“Fraude na saúde é endémica”, reconhece Adalberto Campos Fernandes
Joana Marques Vidal e director da Judiciária pedem mais meios para combater corrupção, mas ministra da Justiça fala em racionalização dos recursos disponíveis
“A fraude na saúde é endémica”, reconheceu esta quarta-feira o ministro que tutela o sector, Adalberto Campos Fernandes, à saída de um encontro sobre corrupção que assinalava o dia mundial dedicado ao problema.

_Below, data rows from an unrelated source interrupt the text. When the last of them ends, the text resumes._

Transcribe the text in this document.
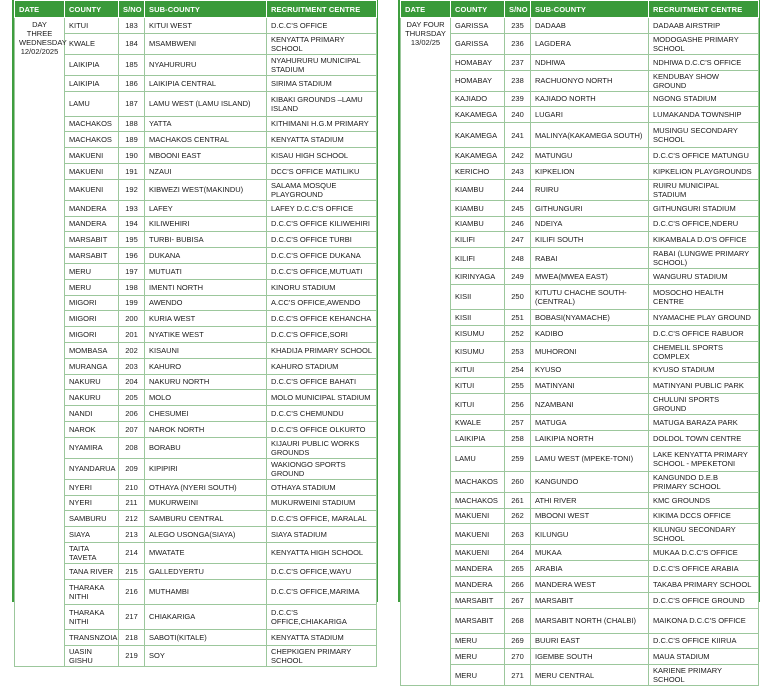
DATE	COUNTY	S/NO	SUB-COUNTY	RECRUITMENT CENTRE

DAY THREE
WEDNESDAY
12/02/2025	KITUI	183	KITUI WEST	D.C.C'S OFFICE
	KWALE	184	MSAMBWENI	KENYATTA PRIMARY SCHOOL
	LAIKIPIA	185	NYAHURURU	NYAHURURU MUNICIPAL STADIUM
	LAIKIPIA	186	LAIKIPIA CENTRAL	SIRIMA STADIUM
	LAMU	187	LAMU WEST (LAMU ISLAND)	KIBAKI GROUNDS –LAMU ISLAND
	MACHAKOS	188	YATTA	KITHIMANI H.G.M PRIMARY
	MACHAKOS	189	MACHAKOS CENTRAL	KENYATTA STADIUM
	MAKUENI	190	MBOONI EAST	KISAU HIGH SCHOOL
	MAKUENI	191	NZAUI	DCC'S OFFICE MATILIKU
	MAKUENI	192	KIBWEZI WEST(MAKINDU)	SALAMA MOSQUE PLAYGROUND
	MANDERA	193	LAFEY	LAFEY D.C.C'S OFFICE
	MANDERA	194	KILIWEHIRI	D.C.C'S OFFICE KILIWEHIRI
	MARSABIT	195	TURBI- BUBISA	D.C.C'S OFFICE TURBI
	MARSABIT	196	DUKANA	D.C.C'S OFFICE DUKANA
	MERU	197	MUTUATI	D.C.C'S OFFICE,MUTUATI
	MERU	198	IMENTI NORTH	KINORU STADIUM
	MIGORI	199	AWENDO	A.CC'S OFFICE,AWENDO
	MIGORI	200	KURIA WEST	D.C.C'S OFFICE KEHANCHA
	MIGORI	201	NYATIKE WEST	D.C.C'S OFFICE,SORI
	MOMBASA	202	KISAUNI	KHADIJA PRIMARY SCHOOL
	MURANGA	203	KAHURO	KAHURO STADIUM
	NAKURU	204	NAKURU NORTH	D.C.C'S OFFICE BAHATI
	NAKURU	205	MOLO	MOLO MUNICIPAL STADIUM
	NANDI	206	CHESUMEI	D.C.C'S CHEMUNDU
	NAROK	207	NAROK NORTH	D.C.C'S OFFICE OLKURTO
	NYAMIRA	208	BORABU	KIJAURI PUBLIC WORKS GROUNDS
	NYANDARUA	209	KIPIPIRI	WAKIONGO SPORTS GROUND
	NYERI	210	OTHAYA (NYERI SOUTH)	OTHAYA STADIUM
	NYERI	211	MUKURWEINI	MUKURWEINI STADIUM
	SAMBURU	212	SAMBURU CENTRAL	D.C.C'S OFFICE, MARALAL
	SIAYA	213	ALEGO USONGA(SIAYA)	SIAYA STADIUM
	TAITA TAVETA	214	MWATATE	KENYATTA HIGH SCHOOL
	TANA RIVER	215	GALLEDYERTU	D.C.C'S OFFICE,WAYU
	THARAKA NITHI	216	MUTHAMBI	D.C.C'S OFFICE,MARIMA
	THARAKA NITHI	217	CHIAKARIGA	D.C.C'S OFFICE,CHIAKARIGA
	TRANSNZOIA	218	SABOTI(KITALE)	KENYATTA STADIUM
	UASIN GISHU	219	SOY	CHEPKIGEN PRIMARY SCHOOL
DATE	COUNTY	S/NO	SUB-COUNTY	RECRUITMENT CENTRE

DAY FOUR
THURSDAY
13/02/25	GARISSA	235	DADAAB	DADAAB AIRSTRIP
	GARISSA	236	LAGDERA	MODOGASHE PRIMARY SCHOOL
	HOMABAY	237	NDHIWA	NDHIWA D.C.C'S OFFICE
	HOMABAY	238	RACHUONYO NORTH	KENDUBAY SHOW GROUND
	KAJIADO	239	KAJIADO NORTH	NGONG STADIUM
	KAKAMEGA	240	LUGARI	LUMAKANDA TOWNSHIP
	KAKAMEGA	241	MALINYA(KAKAMEGA SOUTH)	MUSINGU SECONDARY SCHOOL
	KAKAMEGA	242	MATUNGU	D.C.C'S OFFICE MATUNGU
	KERICHO	243	KIPKELION	KIPKELION PLAYGROUNDS
	KIAMBU	244	RUIRU	RUIRU MUNICIPAL STADIUM
	KIAMBU	245	GITHUNGURI	GITHUNGURI STADIUM
	KIAMBU	246	NDEIYA	D.C.C'S OFFICE,NDERU
	KILIFI	247	KILIFI SOUTH	KIKAMBALA D.O'S OFFICE
	KILIFI	248	RABAI	RABAI (LUNGWE PRIMARY SCHOOL)
	KIRINYAGA	249	MWEA(MWEA EAST)	WANGURU STADIUM
	KISII	250	KITUTU CHACHE SOUTH-(CENTRAL)	MOSOCHO HEALTH CENTRE
	KISII	251	BOBASI(NYAMACHE)	NYAMACHE PLAY GROUND
	KISUMU	252	KADIBO	D.C.C'S OFFICE RABUOR
	KISUMU	253	MUHORONI	CHEMELIL SPORTS COMPLEX
	KITUI	254	KYUSO	KYUSO STADIUM
	KITUI	255	MATINYANI	MATINYANI PUBLIC PARK
	KITUI	256	NZAMBANI	CHULUNI SPORTS GROUND
	KWALE	257	MATUGA	MATUGA BARAZA PARK
	LAIKIPIA	258	LAIKIPIA NORTH	DOLDOL TOWN CENTRE
	LAMU	259	LAMU WEST (MPEKE-TONI)	LAKE KENYATTA PRIMARY SCHOOL - MPEKETONI
	MACHAKOS	260	KANGUNDO	KANGUNDO D.E.B PRIMARY SCHOOL
	MACHAKOS	261	ATHI RIVER	KMC GROUNDS
	MAKUENI	262	MBOONI WEST	KIKIMA DCCS OFFICE
	MAKUENI	263	KILUNGU	KILUNGU SECONDARY SCHOOL
	MAKUENI	264	MUKAA	MUKAA D.C.C'S OFFICE
	MANDERA	265	ARABIA	D.C.C'S OFFICE ARABIA
	MANDERA	266	MANDERA WEST	TAKABA PRIMARY SCHOOL
	MARSABIT	267	MARSABIT	D.C.C'S OFFICE GROUND
	MARSABIT	268	MARSABIT NORTH (CHALBI)	MAIKONA D.C.C'S OFFICE
	MERU	269	BUURI EAST	D.C.C'S OFFICE KIIRUA
	MERU	270	IGEMBE SOUTH	MAUA STADIUM
	MERU	271	MERU CENTRAL	KARIENE PRIMARY SCHOOL
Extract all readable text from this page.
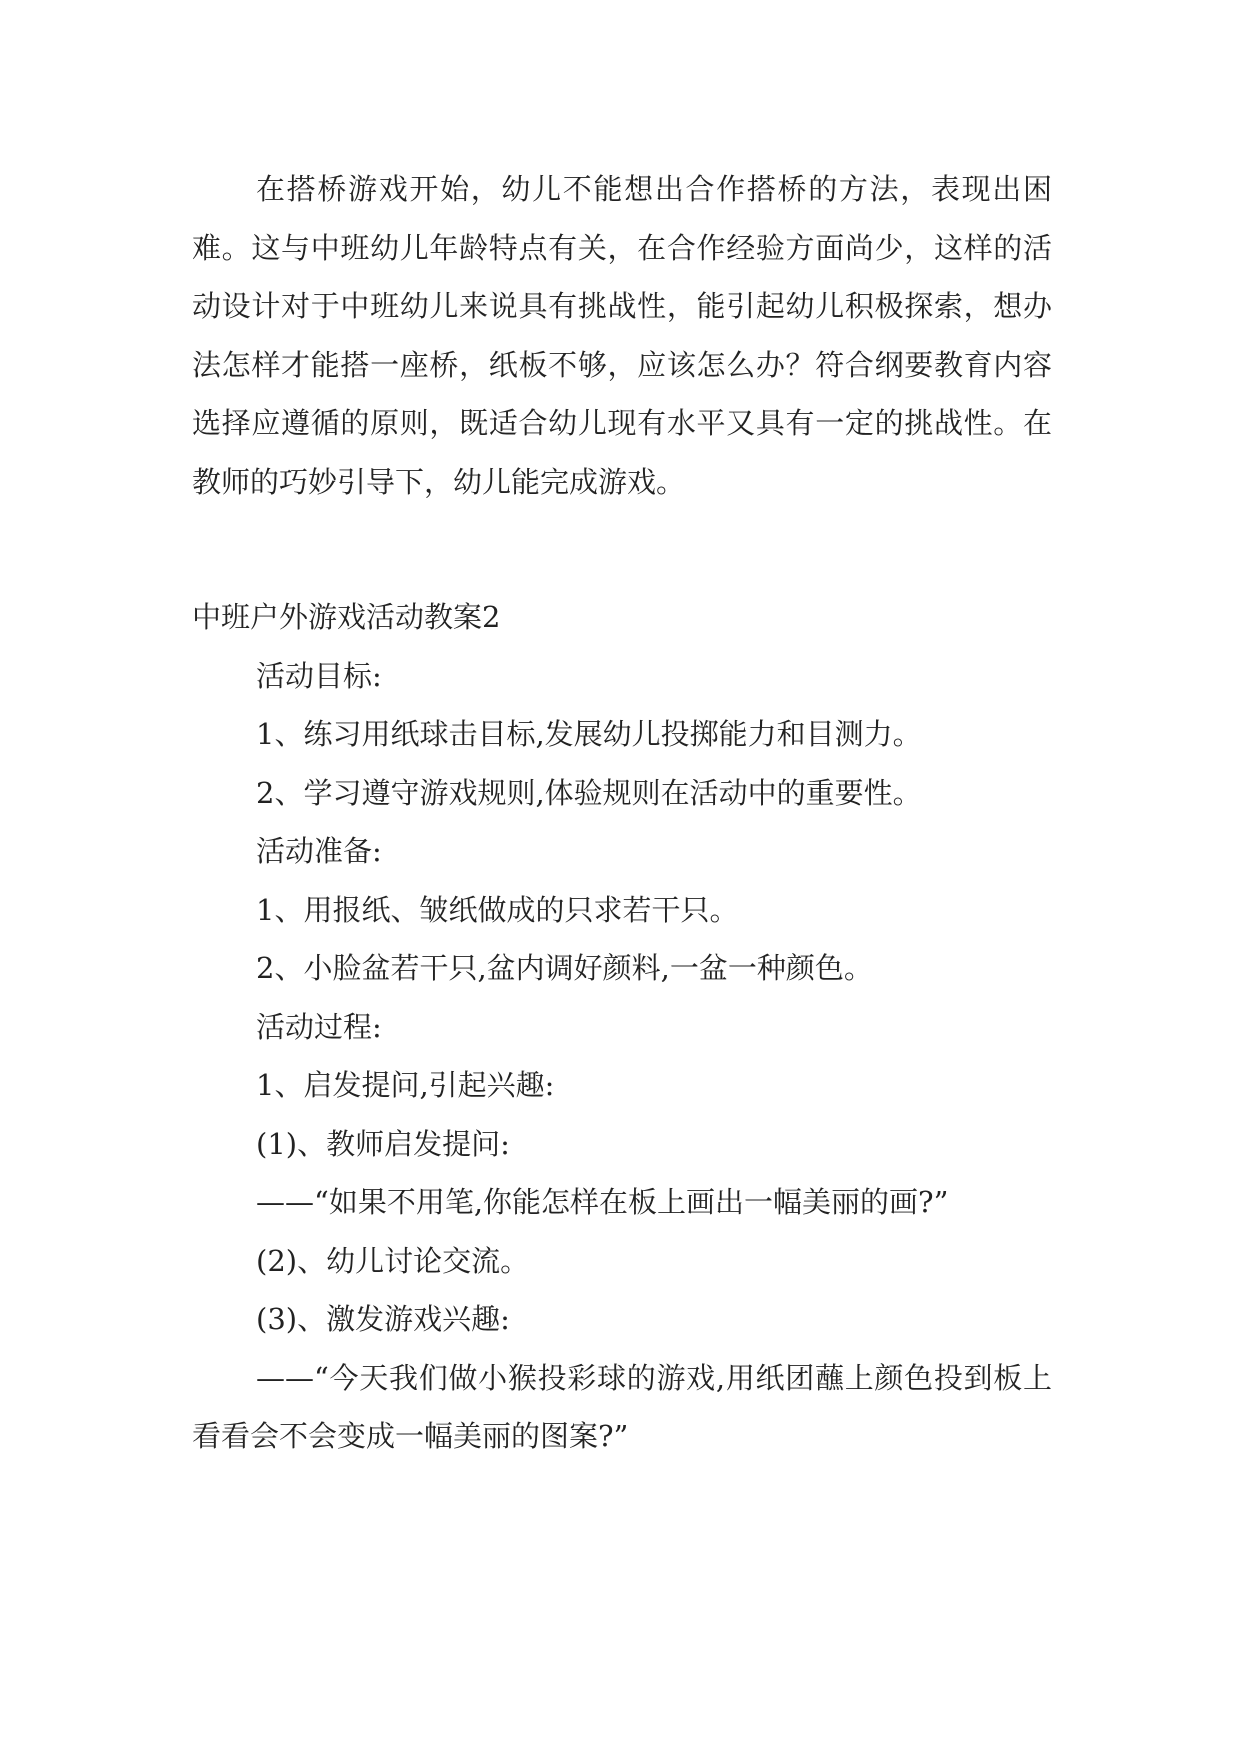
在搭桥游戏开始，幼儿不能想出合作搭桥的方法，表现出困难。这与中班幼儿年龄特点有关，在合作经验方面尚少，这样的活动设计对于中班幼儿来说具有挑战性，能引起幼儿积极探索，想办法怎样才能搭一座桥，纸板不够，应该怎么办？符合纲要教育内容选择应遵循的原则，既适合幼儿现有水平又具有一定的挑战性。在教师的巧妙引导下，幼儿能完成游戏。

中班户外游戏活动教案2

活动目标:

1、练习用纸球击目标,发展幼儿投掷能力和目测力。

2、学习遵守游戏规则,体验规则在活动中的重要性。

活动准备:

1、用报纸、皱纸做成的只求若干只。

2、小脸盆若干只,盆内调好颜料,一盆一种颜色。

活动过程:

1、启发提问,引起兴趣:

(1)、教师启发提问:

——“如果不用笔,你能怎样在板上画出一幅美丽的画?”

(2)、幼儿讨论交流。

(3)、激发游戏兴趣:

——“今天我们做小猴投彩球的游戏,用纸团蘸上颜色投到板上看看会不会变成一幅美丽的图案?”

O ministro elogiou os esforços feitos pelo seu antecessor, Paulo Macedo, nesta matéria, e assumiu também o combate à corrupção e à fraude como uma das prioridades do Ministério da Saúde nesta legislatura.
“Achamos socialmente intolerável que a saúde possa servir para desvio inapropriado de fundos num quadro de restrições financeiras, em que precisamos de encontrar meios para financiar a inovação terapêutica e de compensar melhor os profissionais”. A contrafacção de medicamentos e a falsificação de receitas são duas questões que vão continuar debaixo de especial atenção. Neste âmbito, Adalberto Campos Fernandes anunciou ainda a monitorização dos subsistemas públicos de saúde, com destaque para a ADSE, pelo número de beneficiários que abrange. Sob vigilância estarão ainda o sistema de gestão de inscritos para cirurgia, a aquisição de dispositivos médicos e equipamentos e ainda a adjudicação de obras.
Questionado sobre o comportamento dos próprios utentes que recorrem a expedientes para ultrapassar grandes listas de espera, Adalberto Campos Fernandes expressou o desejo de que “não sejam obrigados a cometer actos ilícitos para fazerem valer os seus direitos.”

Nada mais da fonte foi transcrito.